Funding: Archives 2014 & Earlier

Weekly Notes: Hearing on sex abuse, new name in the OJJDP mix, and more

Note: This piece has been edited since its original publishing date of Friday, Feb. 26

Youth Today just finished its March issue, which should be in the mail and online shortly. Check the front page story on state juvenile justice directors for some interesting tidbits on the hires made for those positions since 2007.

***The House Judiciary Committee’s Subcommittee on Crime, Terrorism and Homeland Security held a hearing this week about sexual assaults on youth in adult and juvenile facilities. Check here for video of the hearing and copies of each witnesses testimony.

The hearing was hooked around the recent Bureau of Justice Statistics survey of youth in juvenile facilities concerning sexual activity among youth and between youth and facility staff. While the hearing was about assault, it is important to note that the BJS study covered victimization. There is a significant difference: the majority of the reported activity between juveniles and staff in the BJS report occurred between male inmates and female staff members. Any sexual activity involving staff is an abuse of power, of course, and could be statutory rape, but many of those incidents likely did not involve physical coercion by female staffers.

There are really no data about the extent of abuse of juveniles housed in adult facilities, but anecdotal evidence (such as this interview we did with a prisoner in New York) suggests that it is worse in adult facilities than it is in those for juveniles.

“More than any other group of incarcerated persons, youth incarcerated with adults are probably at the highest risk for sexual abuse,” according to the findings and recommendations of the National Prison Rape Elimination Commission (NPREC), which were released in June 2009.  

At the subcommittee hearing, witnesses pushed for the Justice Department to finalize and implement the NPREC recommendations. Newport News (Va.) Sheriff Gabriel Morgan argued that only removal of juveniles from adult facilities will ensure the protection of those youths.

“Incarcerating juveniles in adult facilities is dangerous,” Morgan said flatly. Often, he testified, his staff has to segregate youth in isolation to protect them from sexual abuse, which is trading a safety problem for a mental health one in the case of some juveniles. 

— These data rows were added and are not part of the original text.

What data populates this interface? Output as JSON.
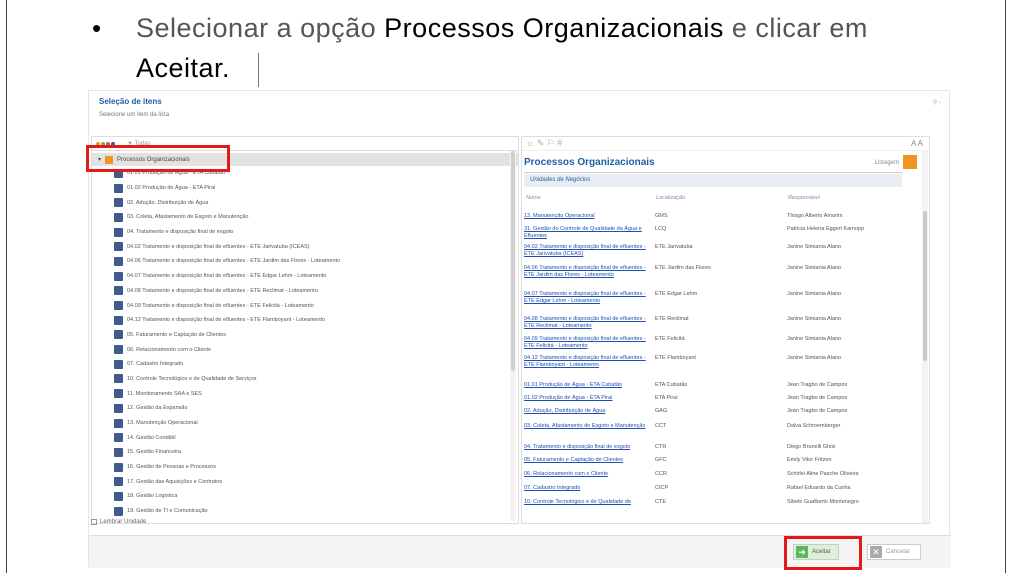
{
  "instruction": {
    "bullet": "•",
    "part1": "Selecionar a opção ",
    "bold1": "Processos Organizacionais",
    "part2": " e clicar em",
    "bold2": "Aceitar."
  },
  "dialog": {
    "title": "Seleção de itens",
    "subtitle": "Selecione um item da lista"
  },
  "left_panel": {
    "filter_label": "▼ Todas",
    "root_item": "Processos Organizacionais",
    "items": [
      "01.01 Produção de Água - ETA Cubatão",
      "01.02 Produção de Água - ETA Piraí",
      "02. Adução, Distribuição de Água",
      "03. Coleta, Afastamento de Esgoto e Manutenção",
      "04. Tratamento e disposição final de esgoto",
      "04.02 Tratamento e disposição final de efluentes - ETE Jarivatuba (ICEAS)",
      "04.06 Tratamento e disposição final de efluentes - ETE Jardim das Flores - Loteamento",
      "04.07 Tratamento e disposição final de efluentes - ETE Edgar Lehm - Loteamento",
      "04.08 Tratamento e disposição final de efluentes - ETE Reclimat - Loteamento",
      "04.09 Tratamento e disposição final de efluentes - ETE Felicitá - Loteamento",
      "04.12 Tratamento e disposição final de efluentes - ETE Flamboyant - Loteamento",
      "05. Faturamento e Captação de Clientes",
      "06. Relacionamento com o Cliente",
      "07. Cadastro Integrado",
      "10. Controle Tecnológico e de Qualidade de Serviços",
      "11. Monitoramento SAA e SES",
      "12. Gestão da Expansão",
      "13. Manutenção Operacional",
      "14. Gestão Contábil",
      "15. Gestão Financeira",
      "16. Gestão de Pessoas e Processos",
      "17. Gestão das Aquisições e Contratos",
      "18. Gestão Logística",
      "19. Gestão de TI e Comunicação"
    ],
    "remember_label": "Lembrar Unidade"
  },
  "right_panel": {
    "title": "Processos Organizacionais",
    "listagem": "Listagem",
    "section": "Unidades de Negócios",
    "headers": [
      "Nome",
      "Localização",
      "Responsável"
    ],
    "rows": [
      [
        "13. Manutenção Operacional",
        "GMS",
        "Thiago Alberto Amorim"
      ],
      [
        "31. Gestão do Controle de Qualidade da Água e Efluentes",
        "LCQ",
        "Patricia Helena Eggert Kamopp"
      ],
      [
        "04.02 Tratamento e disposição final de efluentes - ETE Jarivatuba (ICEAS)",
        "ETE Jarivatuba",
        "Janine Simiania Alano"
      ],
      [
        "04.06 Tratamento e disposição final de efluentes - ETE Jardim das Flores - Loteamento",
        "ETE Jardim das Flores",
        "Janine Simiania Alano"
      ],
      [
        "04.07 Tratamento e disposição final de efluentes - ETE Edgar Lehm - Loteamento",
        "ETE Edgar Lehm",
        "Janine Simiania Alano"
      ],
      [
        "04.08 Tratamento e disposição final de efluentes - ETE Reclimat - Loteamento",
        "ETE Reclimat",
        "Janine Simiania Alano"
      ],
      [
        "04.09 Tratamento e disposição final de efluentes - ETE Felicitá - Loteamento",
        "ETE Felicitá",
        "Janine Simiania Alano"
      ],
      [
        "04.12 Tratamento e disposição final de efluentes - ETE Flamboyant - Loteamento",
        "ETE Flamboyant",
        "Janine Simiania Alano"
      ],
      [
        "01.01 Produção de Água - ETA Cubatão",
        "ETA Cubatão",
        "Jean Tragbo de Campos"
      ],
      [
        "01.02 Produção de Água - ETA Piraí",
        "ETA Piraí",
        "Jean Tragbo de Campos"
      ],
      [
        "02. Adução, Distribuição de Água",
        "GAG",
        "Jean Tragbo de Campos"
      ],
      [
        "03. Coleta, Afastamento de Esgoto e Manutenção",
        "CCT",
        "Dalva Schroemberger"
      ],
      [
        "04. Tratamento e disposição final de esgoto",
        "CTR",
        "Diego Brunelli Ghisi"
      ],
      [
        "05. Faturamento e Captação de Clientes",
        "GFC",
        "Emily Vitor Fritzen"
      ],
      [
        "06. Relacionamento com o Cliente",
        "CCR",
        "Schirlei Aline Pasche Oliveira"
      ],
      [
        "07. Cadastro Integrado",
        "CICP",
        "Rafael Eduardo da Cunha"
      ],
      [
        "10. Controle Tecnológico e de Qualidade de",
        "CTE",
        "Sibele Gualberto Montenegro"
      ]
    ]
  },
  "footer": {
    "accept": "Aceitar",
    "cancel": "Cancelar"
  },
  "colors": {
    "highlight": "#e21a1a",
    "link": "#1f4fb0",
    "accent": "#f29520"
  }
}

***Another candidate we’ve heard is interested in the OJJDP administrator’s job is Nancy Gannon Hornberger, executive director of the Coalition for Juvenile Justice. Hornberger lacks the kind of agency-leader background that some in the field believe is vital to a good administrator. But as head of the organization that represents advisory groups in each state, she is about as plugged in as possible to what’s going on around the country. She is also a driving force behind the Act-4-JJ Campaign, which is a group effort by myriad JJ advocates to push for reauthorization of the Juvenile Justice and Delinquency Prevention Act (JJDPA), which played a major role in shaping the version of that bill on the Senate side.

Two interesting things about a Hornberger nomination: First, mum has been the word from the Justice Department on reauthorization of JJDPA thus far. Nominating Hornberger would either be a tacit statement by OJJDP in support of the Senate bill, or would place her in the awkward position of having no comment about a bill she influenced. 

The other is funding for SAGs out of Title V of the existing JJDPA. In theory, that pot of money is north of $60 million, but usually Congress carves out most of it for projects including enforcement of underage drinking laws and tribal youth grants.

You have to think that getting meaningful dollars into the hands of SAGs would be one thing Hornberger would watch for if she got the job.

***OJJDP announced some 2010 funding solicitations this week:

National Incidence Studies of Missing, Abducted, Runaway, and Thrownaway Children (NISMART 3): The purpose is to use a variety of research methods to gain a comprehensive estimate of the nation’s missing children, which should include youth who were kidnapped, have run away, or have been kicked out of the home. There will be one grantee, who will receive $1 million for one year with the potential for continuation funding in 2011 and 2012 at the same level.

Two interesting goals specified for the grant: “developing a national estimate of missing children that is valid and reliable,” and “developing a national estimate of the number of missing children recovered each year.”

Deadline is April 28.

State Advisory Group Training and Technical Assistance Project: This is the first time in recent memory that TTA money to help state advisory groups got a public solicitation. This is part of the funding that once went to the Coalition for Juvenile Justice, currently run by the aforementioned Hornberger.

In 2003, CJJ was not funded for this work or for other activities related to SAGs, and since then the contract for TTA has been held by Development Services Group, a company that holds a whole slew of youth related contracts with Justice and the Department of Health and Human Services.

It will be interesting to see if CJJ puts in for the grant again. The guess here is it will, because any money is worth pursuing at the moment and the organization has a long history of training and assisting the SAGs. But challenging and criticizing OJJDP is harder to do when you’re inside the fray financially, and that has become part of CJJ’s repertoire in the seven years since they lost federal funding.

Whoever gets the grant, it will be for $500,000 per year, renewable up to three years. Deadline is April 29.